Recommended Storage Pool Practices

Language:

The following sections provide recommended practices for creating and monitoring ZFS storage pools. For information about troubleshooting storage pool problems, see Oracle Solaris ZFS Troubleshooting and Pool Recovery.

General System Practices

Keep system up-to-date with latest Oracle Solaris updates and releases
Confirm that your controller honors cache flush commands so that you know your data is safely written, which is important before changing the pool's devices or splitting a mirrored storage pool. This is generally not a problem on Oracle/Sun hardware, but it is good practice to confirm that your hardware's cache flushing setting is enabled.
Size memory requirements to actual system workload
- With a known application memory footprint, such as for a database application, you might cap the ARC size so that the application will not need to reclaim its necessary memory from the ZFS cache.
- Consider deduplication memory requirements
- Identify ZFS memory usage with the following command:
```
# mdb -k
> ::memstat
Page Summary                Pages                MB  %Tot
------------     ----------------  ----------------  ----
Kernel                     388117              1516   19%
ZFS File Data               81321               317    4%
Anon                        29928               116    1%
Exec and libs                1359                 5    0%
Page cache                   4890                19    0%
Free (cachelist)             6030                23    0%
Free (freelist)           1581183              6176   76%

Total                     2092828              8175
Physical                  2092827              8175
> $q
```
- See Document 1663862.1, Memory Management Between ZFS and Applications in Oracle Solaris 11.x, in My Oracle Support (MOS) for tips on tuning the ZFS ARC cache. This document includes a script which you can use to modify the user_reserver_hint_pct memory management parameter.
- Consider using ECC memory to protect against memory corruption. Silent memory corruption can potentially damage your data.
Perform regular backups – Although a pool that is created with ZFS redundancy can help reduce down time due to hardware failures, it is not immune to hardware failures, power failures, or disconnected cables. Make sure you backup your data on a regular basis.

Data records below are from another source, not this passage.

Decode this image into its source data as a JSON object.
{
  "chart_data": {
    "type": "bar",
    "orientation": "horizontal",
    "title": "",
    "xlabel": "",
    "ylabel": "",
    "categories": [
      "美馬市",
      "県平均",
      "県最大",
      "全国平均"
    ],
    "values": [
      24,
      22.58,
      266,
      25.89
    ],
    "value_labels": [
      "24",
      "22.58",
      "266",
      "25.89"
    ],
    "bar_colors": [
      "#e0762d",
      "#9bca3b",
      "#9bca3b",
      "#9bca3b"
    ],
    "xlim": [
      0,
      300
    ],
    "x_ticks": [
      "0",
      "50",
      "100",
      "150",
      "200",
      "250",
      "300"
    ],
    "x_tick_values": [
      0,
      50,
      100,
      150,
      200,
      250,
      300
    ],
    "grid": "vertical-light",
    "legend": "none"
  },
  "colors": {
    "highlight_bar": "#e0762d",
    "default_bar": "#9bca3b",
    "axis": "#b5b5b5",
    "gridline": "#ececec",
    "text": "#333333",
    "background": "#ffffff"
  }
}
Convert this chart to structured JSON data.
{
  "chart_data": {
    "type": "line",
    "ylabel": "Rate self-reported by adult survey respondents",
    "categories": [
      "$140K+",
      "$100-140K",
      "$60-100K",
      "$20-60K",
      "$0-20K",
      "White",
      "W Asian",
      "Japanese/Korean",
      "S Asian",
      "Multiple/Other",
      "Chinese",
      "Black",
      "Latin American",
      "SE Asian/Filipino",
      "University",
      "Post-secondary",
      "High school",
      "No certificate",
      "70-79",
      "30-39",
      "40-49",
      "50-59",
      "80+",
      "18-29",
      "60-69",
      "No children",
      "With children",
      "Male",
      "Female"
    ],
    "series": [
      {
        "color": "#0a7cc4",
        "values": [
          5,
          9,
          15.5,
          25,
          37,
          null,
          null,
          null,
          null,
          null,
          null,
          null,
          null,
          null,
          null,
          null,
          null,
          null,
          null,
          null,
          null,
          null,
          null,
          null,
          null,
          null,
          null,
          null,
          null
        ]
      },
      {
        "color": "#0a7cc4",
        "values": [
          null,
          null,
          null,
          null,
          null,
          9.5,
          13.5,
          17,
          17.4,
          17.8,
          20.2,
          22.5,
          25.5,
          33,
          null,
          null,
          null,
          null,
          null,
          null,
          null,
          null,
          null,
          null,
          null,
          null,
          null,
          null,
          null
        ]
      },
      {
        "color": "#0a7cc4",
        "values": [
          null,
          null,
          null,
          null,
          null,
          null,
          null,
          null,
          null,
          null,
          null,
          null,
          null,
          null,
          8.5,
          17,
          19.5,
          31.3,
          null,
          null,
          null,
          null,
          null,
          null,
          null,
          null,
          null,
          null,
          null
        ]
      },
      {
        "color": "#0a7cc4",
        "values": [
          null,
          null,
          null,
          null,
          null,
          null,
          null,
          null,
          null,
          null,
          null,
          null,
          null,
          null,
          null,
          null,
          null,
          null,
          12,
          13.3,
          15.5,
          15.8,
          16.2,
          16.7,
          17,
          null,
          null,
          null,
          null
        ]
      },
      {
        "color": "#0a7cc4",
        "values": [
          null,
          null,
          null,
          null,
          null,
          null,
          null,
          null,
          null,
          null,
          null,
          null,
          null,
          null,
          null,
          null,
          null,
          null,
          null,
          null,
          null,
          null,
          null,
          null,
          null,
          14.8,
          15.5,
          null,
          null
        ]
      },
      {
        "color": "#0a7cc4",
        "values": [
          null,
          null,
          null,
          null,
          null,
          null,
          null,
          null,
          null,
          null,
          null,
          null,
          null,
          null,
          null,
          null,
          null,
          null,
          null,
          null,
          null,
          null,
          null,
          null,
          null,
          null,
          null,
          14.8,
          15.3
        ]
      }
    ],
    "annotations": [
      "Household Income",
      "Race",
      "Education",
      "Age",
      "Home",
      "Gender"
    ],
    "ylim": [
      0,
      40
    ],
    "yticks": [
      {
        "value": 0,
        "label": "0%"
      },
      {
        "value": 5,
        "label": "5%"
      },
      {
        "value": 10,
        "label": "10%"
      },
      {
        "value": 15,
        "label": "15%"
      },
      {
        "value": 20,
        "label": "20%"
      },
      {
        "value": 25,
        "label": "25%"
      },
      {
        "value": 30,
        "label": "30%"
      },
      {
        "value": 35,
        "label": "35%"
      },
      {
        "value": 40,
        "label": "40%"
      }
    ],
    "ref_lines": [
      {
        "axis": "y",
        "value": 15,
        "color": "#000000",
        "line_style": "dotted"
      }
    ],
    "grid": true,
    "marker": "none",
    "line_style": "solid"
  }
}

If your data is important, it should be backed up. Different ways to provide copies of your data are:
- Regular or daily ZFS snapshots
- Weekly backups of ZFS pool data. You can use the zpool split command to create an exact duplicate of ZFS mirrored storage pool.
- Monthly backups by using an enterprise-level backup product
Hardware RAID
- Consider using JBOD-mode for storage arrays rather than hardware RAID so that ZFS can manage the storage and the redundancy.
- Use hardware RAID or ZFS redundancy or both
- Using ZFS redundancy has many benefits – For production environments, configure ZFS so that it can repair data inconsistencies. Use ZFS redundancy, such as RAID-Z, RAID-Z-2, RAID-Z-3, mirror, regardless of the RAID level implemented on the underlying storage device. With such redundancy, faults in the underlying storage device or its connections to the host can be discovered and repaired by ZFS.
- If you are confident in the redundancy of your hardware RAID solution, then consider using ZFS without ZFS redundancy with your hardware RAID array. However, follow these recommendations to help ensure data integrity.
  - Assign the size of the LUNs and the ZFS storage pool according to your comfort level by considering that ZFS will not be able to resolve data inconsistencies if the hardware RAID array experiences a failure.
  - Create RAID5 LUNs with global hot spares.
  - Monitor both the ZFS storage pool by using zpool status and the underlying LUNs by using your hardware RAID monitoring tools.
  - Promptly replace any failed devices.
  - Scrub your ZFS storage pools routinely, such as monthly, if you are using datacenter quality services.
  - Always have good, recent backups of your important data.
See also Pool Creation Practices on Local or Network Attached Storage Arrays.
Crash dumps consume more disk space, generally in the 1/2-3/4 size of physical memory range.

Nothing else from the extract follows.